[python] Add compaction module with Ray distributed executor#7771
Draft
TheR1sing3un wants to merge 12 commits intoapache:masterfrom
Draft
[python] Add compaction module with Ray distributed executor#7771TheR1sing3un wants to merge 12 commits intoapache:masterfrom
TheR1sing3un wants to merge 12 commits intoapache:masterfrom
Conversation
Lay the protocol-level groundwork for upcoming compaction work: - CommitMessage gains compact_before / compact_after fields so a single message can carry both deletion and addition of files in a compact result. - FileStoreCommit emits ADD entries for compact_after and DELETE entries for compact_before; commit() auto-selects COMPACT kind when no new_files are present, and a dedicated commit_compact() helper enforces COMPACT-only semantics with no row-id assignment. - DataFileMeta exposes to_dict / from_dict round-trip plus tagged-value encoding (bytes, decimal, datetime, date, time, Timestamp) so file metas can be shipped JSON-safely between processes. - New CommitMessageSerializer wraps the JSON form for use as a CompactTask payload (Phase 4 will consume it from the Ray executor). No write/read behavior changes for existing callers.
… values Promote encode_value/decode_value to the public DataFileMeta API and reuse them for CommitMessage.partition. Without this, partitions containing DATE/DECIMAL/bytes/Timestamp would crash json.dumps once Phase 4 ships CommitMessage payloads through Ray workers. Tests: round-trip date/Decimal/bytes and Timestamp partition tuples.
End-to-end Append-only compaction in-process, exposed as
table.new_compact_job(...).execute().

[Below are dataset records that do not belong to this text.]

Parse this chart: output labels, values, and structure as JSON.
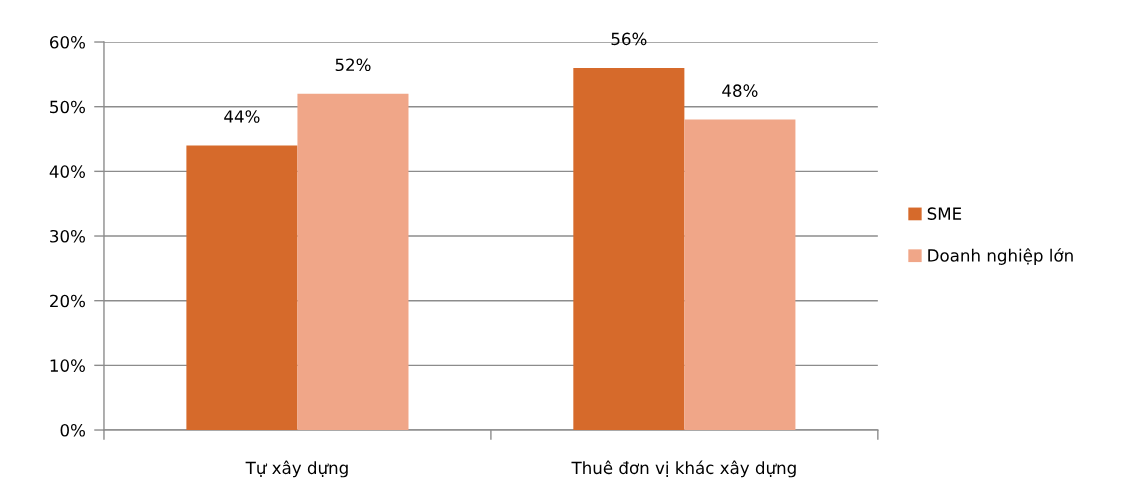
{
  "chart_data": {
    "type": "bar",
    "categories": [
      "Tự xây dựng",
      "Thuê đơn vị khác xây dựng"
    ],
    "series": [
      {
        "name": "SME",
        "color": "#d66a2b",
        "values": [
          44,
          56
        ],
        "value_labels": [
          "44%",
          "56%"
        ]
      },
      {
        "name": "Doanh nghiệp lớn",
        "color": "#f0a688",
        "values": [
          52,
          48
        ],
        "value_labels": [
          "52%",
          "48%"
        ]
      }
    ],
    "ylim": [
      0,
      60
    ],
    "yticks": [
      {
        "value": 0,
        "label": "0%"
      },
      {
        "value": 10,
        "label": "10%"
      },
      {
        "value": 20,
        "label": "20%"
      },
      {
        "value": 30,
        "label": "30%"
      },
      {
        "value": 40,
        "label": "40%"
      },
      {
        "value": 50,
        "label": "50%"
      },
      {
        "value": 60,
        "label": "60%"
      }
    ],
    "grid": "y",
    "legend": "right"
  }
}
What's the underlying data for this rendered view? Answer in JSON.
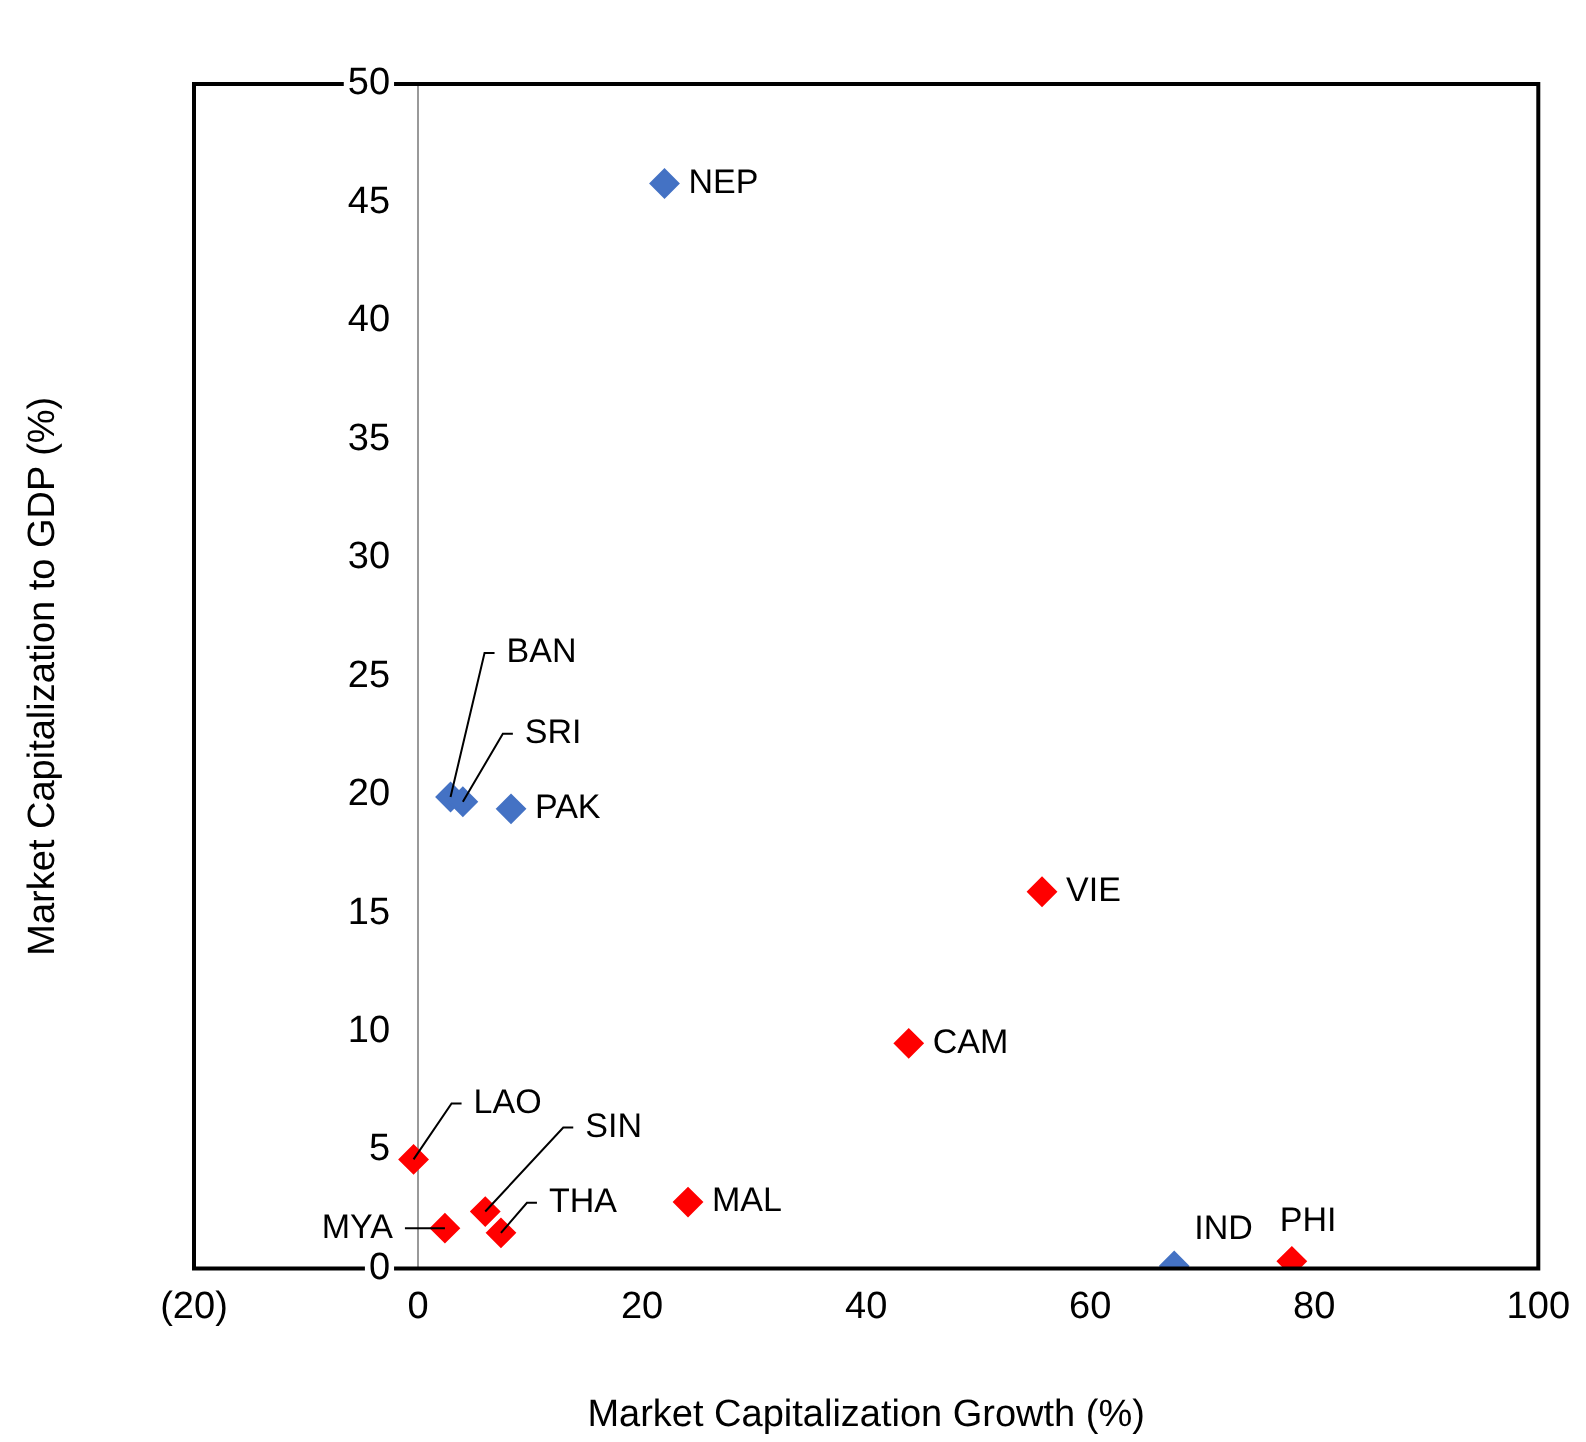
{
  "chart_data": {
    "type": "scatter",
    "xlabel": "Market Capitalization Growth (%)",
    "ylabel": "Market Capitalization to GDP (%)",
    "series": [
      {
        "color": "#4472c4",
        "x": [
          22,
          2.9,
          4.0,
          8.3,
          67.5
        ],
        "values": [
          45.8,
          19.9,
          19.7,
          19.4,
          0.1
        ]
      },
      {
        "color": "#ff0000",
        "x": [
          55.7,
          43.8,
          -0.4,
          6.0,
          7.4,
          2.4,
          24.1,
          78
        ],
        "values": [
          15.9,
          9.5,
          4.6,
          2.4,
          1.5,
          1.7,
          2.8,
          0.3
        ]
      }
    ],
    "xlim": [
      -20,
      100
    ],
    "xticks": [
      {
        "value": -20,
        "label": "(20)"
      },
      0,
      20,
      40,
      60,
      80,
      100
    ],
    "ylim": [
      0,
      50
    ],
    "yticks": [
      0,
      5,
      10,
      15,
      20,
      25,
      30,
      35,
      40,
      45,
      50
    ],
    "grid": false,
    "legend": false,
    "marker": "diamond",
    "annotations": [
      {
        "text": "NEP",
        "x": 22,
        "y": 45.8
      },
      {
        "text": "BAN",
        "x": 2.9,
        "y": 19.9
      },
      {
        "text": "SRI",
        "x": 4.0,
        "y": 19.7
      },
      {
        "text": "PAK",
        "x": 8.3,
        "y": 19.4
      },
      {
        "text": "VIE",
        "x": 55.7,
        "y": 15.9
      },
      {
        "text": "CAM",
        "x": 43.8,
        "y": 9.5
      },
      {
        "text": "LAO",
        "x": -0.4,
        "y": 4.6
      },
      {
        "text": "SIN",
        "x": 6.0,
        "y": 2.4
      },
      {
        "text": "THA",
        "x": 7.4,
        "y": 1.5
      },
      {
        "text": "MYA",
        "x": 2.4,
        "y": 1.7
      },
      {
        "text": "MAL",
        "x": 24.1,
        "y": 2.8
      },
      {
        "text": "IND",
        "x": 67.5,
        "y": 0.1
      },
      {
        "text": "PHI",
        "x": 78,
        "y": 0.3
      }
    ]
  }
}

The plumbing follows the same
Coordinator → Executor → Driver-commit shape Spark uses, so plugging
in a Ray backend in Phase 4 only swaps out the executor.
New compact package layout (kept stable as Phase 3 will plug PK):
pypaimon/compact/
options.py
coordinator/{coordinator.py, append_compact_coordinator.py}
task/{compact_task.py, append_compact_task.py}
rewriter/{rewriter.py, append_compact_rewriter.py}
executor/{executor.py, local_executor.py}
job/compact_job.py
Behavior:
- Coordinator scans the latest snapshot via FileScanner.plan_files,
groups by (partition, bucket), filters out already target_file_size+
files, and chunks each bucket at max_file_num. full_compaction=True
rewrites every file regardless of size or count.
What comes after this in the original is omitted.